Ömer Faruk Gergerlioğlu: Adil olmayan bir şekilde hapislere atmışsın, müebbet hapis vermişsin. O delikanlılar yine yaşam sevinci ve ümidi ile üniversitelere müracaat etmiş, hukuk fakülteleri kazanmış. Sonra YÖK bir yazı göndermiş; “Seni hukuk fakültesinde de okutmayacağım.” Demiş. Böyle de mağdur bir sürü genç var, olacak bir iş değil. Bırak okusun hukuk fakültesinde. “Yok onu da okutmam.” Diyor, 3. Ve 4. Sınıfa gelmiş diyor ki: “Tamam artık orada iptal edilsin, okutturmayacağım.” Diyor! Bu kadar zalimce işler ile uğraşıyoruz, olacak bir şey değil! Dertler çok büyük.

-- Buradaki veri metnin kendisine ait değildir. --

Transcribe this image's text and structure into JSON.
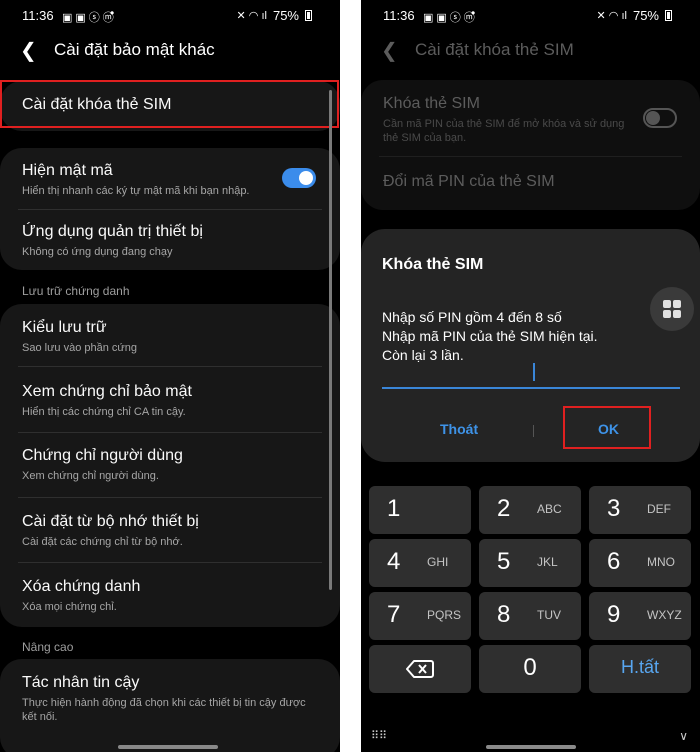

Emine Aşık; “Oğlum Halit Nihat Aşık, benim oğlum da müebbet hapis cezası aldı Akıncı Davası’nda. Sincan’da yatıyor. Bizim çocuklarımız içeride dil öğrendi, oğlum derece yaptı, 4 dil biliyor ama hala içerideler. Bu çocuklarımızın suçu olmadığını herkes biliyor. Devlet büyüklerimizden çocuklarımıza sahip çıkmalarını istiyoruz. Akıncı Davası’nı hiç kaçırmadım hepsine katıldım. Tüm çocukların savunmalarını dinledim. Gerçekten hiçbir şey yok. Ele alınacak hiçbir şey yok. Bunu hakim savcılarımız da devlet büyüklerimiz de biliyor. Eli silah tutmamış fiilen hiçbir şeye karışmamış çocuklarımız. Birliklerine çağırılmış ve orada dışarı bile çıkmamış. Dışarı çıkan çocuklarımıza da suçlu demiyorum çünkü emir verme yetkileri yok. Emir verme yetkileri olmayan çocuğun darbe ile suçlanması ağzımız açık kalıyor. Biz televizyon kanallarında halka açık adil bir yargılama istiyoruz. Çocuklarımız savunma esnasında söyledi, halka açık yapın bizi dediler. Bizim çocuklarımız tanık olarak gitti sanık olarak oturtturdular. Sanık olarak gitmediler. Tanık olarak gelin ifadenizi verin gördüklerinizi anlatın diye çağırıldı ama sanık olarak 8 yıldır içerideler. Biz şaşırıp kalıyoruz. Bunu bir an evvel devlet büyüklerimizden sahip çıkmalarını istiyoruz çocuklarımıza. 8 yıldır meclis odalarında çocuklarımızın hakkını arıyoruz vekillerimize de anlatıyoruz. Başka partiden vekillerimize de anlattık onlar da söylüyor suçsuz,  adil olmadığını kendileri de söylüyor. Biz ne yapabiliriz? Mahkeme yoluna gittik, Yargıtay onadı. Siyasi dava diyorlar siyasi dava deyince biz siyasilere geliyoruz biz yargıya karışamayız diyorlar. Biz de ne yapabiliriz? Biz anne babalar olarak çocuklarımızı nasıl verdiysek öyle istiyoruz. 14 yaşında çocuklarımızı devlet kurumuna teslim ettik. Başka bir yere teslim etmedik. Ben devlete teslim ettim. 14 yaşında çocuklarımız devlet okulunda büyüdü, devlet eğitimini aldılar. Ne verdilerse onu aldılar. Fiilen hiçbir şeye karışmamış bu çocuklar. Silahlarını 7 ay sonra teslim ettik. Çocukların üzerinde silah yoktu. Hiçbir şeye karışmamış, silah kullanmamışlar emir verme yetkisi yok. Terör ile mücadele diye çağırdılar. Emir verdikten sonra çocuklar gitmek zorunda okula.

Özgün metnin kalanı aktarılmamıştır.